Recall that with directed graphs we may need to double count.

clustering coefficient

for some node \(A\), the clustering coefficient measures the percentage of nodes directly adjacent to \(A\) which are also directly adjacent with each other.

recall that, if a node has \(n\) friends, the total possible edges is \(\frac{n\qty(n-1)}{2}\).

Milgram Small-World experiment

made 300 people in Omaha NE to mail a thing to somebody in Boston by passing it through only people they knew by first-name basis.

Small World Graph

The world is a Small World Graph: networks of friends is large, sparse, decentralized, and extremely clustered. Yet, people mostly seem to be about 5-6 degrees of separation away.

This characterizes a Small World Graph:

Watts and Strogatz

Watts and Strogatz proposes a way to build a Small World Graph:

  1. start with a ring and connect each node to the next \(z\) nodes
  2. with probability \(p\) on each node, rewire every edge/add a shortcut to a random node

as long as \(0 < p < 1\), we get a Small World Graph

intuition: a single random connection builds a shortcut through highly centralized clusters—high \(C\), low \(L\).
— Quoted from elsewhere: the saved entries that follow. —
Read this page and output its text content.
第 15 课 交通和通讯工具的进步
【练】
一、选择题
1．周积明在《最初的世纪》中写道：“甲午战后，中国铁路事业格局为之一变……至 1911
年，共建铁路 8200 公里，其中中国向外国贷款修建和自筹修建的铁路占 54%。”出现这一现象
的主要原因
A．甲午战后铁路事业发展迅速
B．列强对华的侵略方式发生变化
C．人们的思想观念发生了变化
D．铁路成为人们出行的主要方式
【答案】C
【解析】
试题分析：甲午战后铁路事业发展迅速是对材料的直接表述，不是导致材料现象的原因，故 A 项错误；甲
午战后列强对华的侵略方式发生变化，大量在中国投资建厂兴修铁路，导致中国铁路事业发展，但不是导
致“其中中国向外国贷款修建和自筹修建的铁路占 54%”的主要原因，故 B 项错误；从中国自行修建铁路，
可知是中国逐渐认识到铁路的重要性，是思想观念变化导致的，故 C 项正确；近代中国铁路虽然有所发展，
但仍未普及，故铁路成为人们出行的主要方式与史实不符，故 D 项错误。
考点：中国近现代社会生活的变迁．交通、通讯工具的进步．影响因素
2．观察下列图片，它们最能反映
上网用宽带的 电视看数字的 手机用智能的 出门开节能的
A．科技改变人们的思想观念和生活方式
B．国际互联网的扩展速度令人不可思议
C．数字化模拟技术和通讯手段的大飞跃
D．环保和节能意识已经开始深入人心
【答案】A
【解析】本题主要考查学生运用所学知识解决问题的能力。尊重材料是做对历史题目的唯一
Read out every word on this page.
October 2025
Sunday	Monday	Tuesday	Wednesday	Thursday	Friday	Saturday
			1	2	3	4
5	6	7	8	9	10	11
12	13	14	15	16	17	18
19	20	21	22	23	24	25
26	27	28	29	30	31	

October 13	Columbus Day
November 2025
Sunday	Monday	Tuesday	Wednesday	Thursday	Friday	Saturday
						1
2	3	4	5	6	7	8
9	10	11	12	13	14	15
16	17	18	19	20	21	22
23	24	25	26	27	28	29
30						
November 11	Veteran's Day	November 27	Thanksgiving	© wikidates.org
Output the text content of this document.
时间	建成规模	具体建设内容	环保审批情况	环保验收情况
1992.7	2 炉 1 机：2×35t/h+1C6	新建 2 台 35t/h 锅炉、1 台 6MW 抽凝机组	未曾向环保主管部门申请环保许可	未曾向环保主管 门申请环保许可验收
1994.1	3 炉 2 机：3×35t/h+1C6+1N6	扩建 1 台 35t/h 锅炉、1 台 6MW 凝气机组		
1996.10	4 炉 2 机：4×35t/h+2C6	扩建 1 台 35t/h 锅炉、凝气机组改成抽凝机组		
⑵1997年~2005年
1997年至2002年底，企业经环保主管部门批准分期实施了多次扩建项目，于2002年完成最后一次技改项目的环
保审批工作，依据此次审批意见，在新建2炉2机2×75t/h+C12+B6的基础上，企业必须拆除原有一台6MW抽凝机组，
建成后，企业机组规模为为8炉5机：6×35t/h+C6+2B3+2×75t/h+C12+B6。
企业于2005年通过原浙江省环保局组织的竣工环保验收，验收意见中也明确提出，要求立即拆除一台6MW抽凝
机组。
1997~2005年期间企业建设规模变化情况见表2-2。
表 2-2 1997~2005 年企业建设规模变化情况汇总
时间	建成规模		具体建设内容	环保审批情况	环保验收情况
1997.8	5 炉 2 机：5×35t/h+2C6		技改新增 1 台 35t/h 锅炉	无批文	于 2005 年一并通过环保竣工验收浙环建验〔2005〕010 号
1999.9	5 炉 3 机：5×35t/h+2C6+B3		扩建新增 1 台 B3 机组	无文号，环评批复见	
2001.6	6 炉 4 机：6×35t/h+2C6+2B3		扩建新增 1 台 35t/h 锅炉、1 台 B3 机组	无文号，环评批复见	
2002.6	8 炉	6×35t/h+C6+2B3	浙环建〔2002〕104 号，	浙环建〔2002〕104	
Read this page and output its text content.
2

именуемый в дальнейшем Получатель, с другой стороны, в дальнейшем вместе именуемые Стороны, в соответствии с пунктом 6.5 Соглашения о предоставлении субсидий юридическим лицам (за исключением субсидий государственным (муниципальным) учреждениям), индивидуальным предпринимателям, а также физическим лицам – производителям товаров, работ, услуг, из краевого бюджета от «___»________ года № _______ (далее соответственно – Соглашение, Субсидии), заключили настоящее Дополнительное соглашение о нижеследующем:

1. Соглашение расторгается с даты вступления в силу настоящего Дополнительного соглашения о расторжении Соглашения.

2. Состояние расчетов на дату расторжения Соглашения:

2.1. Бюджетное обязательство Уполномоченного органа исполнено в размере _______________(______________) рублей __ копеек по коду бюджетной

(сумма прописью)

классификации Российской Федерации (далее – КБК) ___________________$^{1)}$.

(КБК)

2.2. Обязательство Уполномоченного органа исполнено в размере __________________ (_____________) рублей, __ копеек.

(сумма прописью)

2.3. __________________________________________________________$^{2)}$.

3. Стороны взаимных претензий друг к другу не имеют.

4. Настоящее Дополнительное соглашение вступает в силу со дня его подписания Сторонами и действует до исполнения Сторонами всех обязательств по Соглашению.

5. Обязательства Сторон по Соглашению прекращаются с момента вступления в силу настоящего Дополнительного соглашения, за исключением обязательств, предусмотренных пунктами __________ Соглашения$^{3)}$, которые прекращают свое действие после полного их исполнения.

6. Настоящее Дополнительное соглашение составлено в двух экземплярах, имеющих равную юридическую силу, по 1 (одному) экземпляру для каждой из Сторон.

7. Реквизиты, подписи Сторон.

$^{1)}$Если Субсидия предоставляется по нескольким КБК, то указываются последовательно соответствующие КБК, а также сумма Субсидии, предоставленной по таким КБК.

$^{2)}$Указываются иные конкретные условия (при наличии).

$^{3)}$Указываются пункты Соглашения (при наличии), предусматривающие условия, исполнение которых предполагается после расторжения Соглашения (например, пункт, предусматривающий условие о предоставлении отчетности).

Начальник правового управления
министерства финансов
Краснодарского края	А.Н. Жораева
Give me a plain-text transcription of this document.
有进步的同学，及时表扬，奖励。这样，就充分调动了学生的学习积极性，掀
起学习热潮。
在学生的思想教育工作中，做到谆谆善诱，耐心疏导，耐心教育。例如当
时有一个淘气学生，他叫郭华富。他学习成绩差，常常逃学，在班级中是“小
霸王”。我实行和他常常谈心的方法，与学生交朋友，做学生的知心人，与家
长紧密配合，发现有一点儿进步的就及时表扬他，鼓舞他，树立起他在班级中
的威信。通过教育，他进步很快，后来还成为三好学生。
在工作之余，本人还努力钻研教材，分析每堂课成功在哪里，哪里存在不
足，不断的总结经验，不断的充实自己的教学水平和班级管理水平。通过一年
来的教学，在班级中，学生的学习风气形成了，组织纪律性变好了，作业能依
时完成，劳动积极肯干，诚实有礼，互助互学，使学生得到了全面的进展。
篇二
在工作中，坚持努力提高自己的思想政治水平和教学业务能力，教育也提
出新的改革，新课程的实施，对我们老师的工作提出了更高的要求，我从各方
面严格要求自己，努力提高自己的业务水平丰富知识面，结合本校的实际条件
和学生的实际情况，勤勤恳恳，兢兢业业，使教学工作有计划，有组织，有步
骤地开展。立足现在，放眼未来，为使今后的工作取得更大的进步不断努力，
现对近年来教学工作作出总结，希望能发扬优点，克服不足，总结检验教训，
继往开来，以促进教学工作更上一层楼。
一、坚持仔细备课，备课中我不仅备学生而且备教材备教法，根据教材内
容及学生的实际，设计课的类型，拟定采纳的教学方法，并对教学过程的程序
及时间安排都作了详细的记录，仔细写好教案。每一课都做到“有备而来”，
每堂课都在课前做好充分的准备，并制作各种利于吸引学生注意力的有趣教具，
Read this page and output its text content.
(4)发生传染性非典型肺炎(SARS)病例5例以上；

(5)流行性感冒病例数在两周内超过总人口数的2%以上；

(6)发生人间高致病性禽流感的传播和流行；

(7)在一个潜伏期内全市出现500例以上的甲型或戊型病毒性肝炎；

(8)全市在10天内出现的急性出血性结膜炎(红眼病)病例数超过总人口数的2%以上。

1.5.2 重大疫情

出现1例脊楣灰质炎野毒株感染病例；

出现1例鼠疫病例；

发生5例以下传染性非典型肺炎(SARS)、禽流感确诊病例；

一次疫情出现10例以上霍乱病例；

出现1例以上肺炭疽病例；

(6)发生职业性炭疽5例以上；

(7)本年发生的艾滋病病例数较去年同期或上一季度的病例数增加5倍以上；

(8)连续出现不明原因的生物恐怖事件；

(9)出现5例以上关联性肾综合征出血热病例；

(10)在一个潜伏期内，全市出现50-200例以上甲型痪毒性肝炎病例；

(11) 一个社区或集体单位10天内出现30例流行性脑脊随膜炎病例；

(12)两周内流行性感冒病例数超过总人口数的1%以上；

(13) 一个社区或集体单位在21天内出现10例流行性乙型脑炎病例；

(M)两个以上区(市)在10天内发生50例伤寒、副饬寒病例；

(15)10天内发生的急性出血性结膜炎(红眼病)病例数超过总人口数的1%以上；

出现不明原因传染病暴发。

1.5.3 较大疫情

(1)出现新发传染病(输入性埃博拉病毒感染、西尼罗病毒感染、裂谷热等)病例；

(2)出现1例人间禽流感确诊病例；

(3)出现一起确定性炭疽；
most job referrals were through personal contacts, but they are often WEAK LINKS.

Triadic Closure

If two people have a common friend, its likely that they become friends eventually too. This increases cluster coefficient.

Strong Triadic Closure

If there is a strong tie between \(A - B\), and \(B - C\), then there must be a strong tie between \(A - C\).

If this property is satisfied, then any Local Bridge must be a weak tie. Otherwise:

if there is a strong \(A-B\) tie and it is a local bridge, then \(C-B\) must be a connection under Strong Triadic Closure. yet, \(A-B\) is a local bridge.

By contradiction, \(A-B\) is a weak tie.

Local Bridge

A Local Bridge is an edge \(x-y\) which bridges two “local components” together. More formally, an edge between \(A,B\) is a Local Bridge if it does not live on any triangle of \(A\) or \(B\).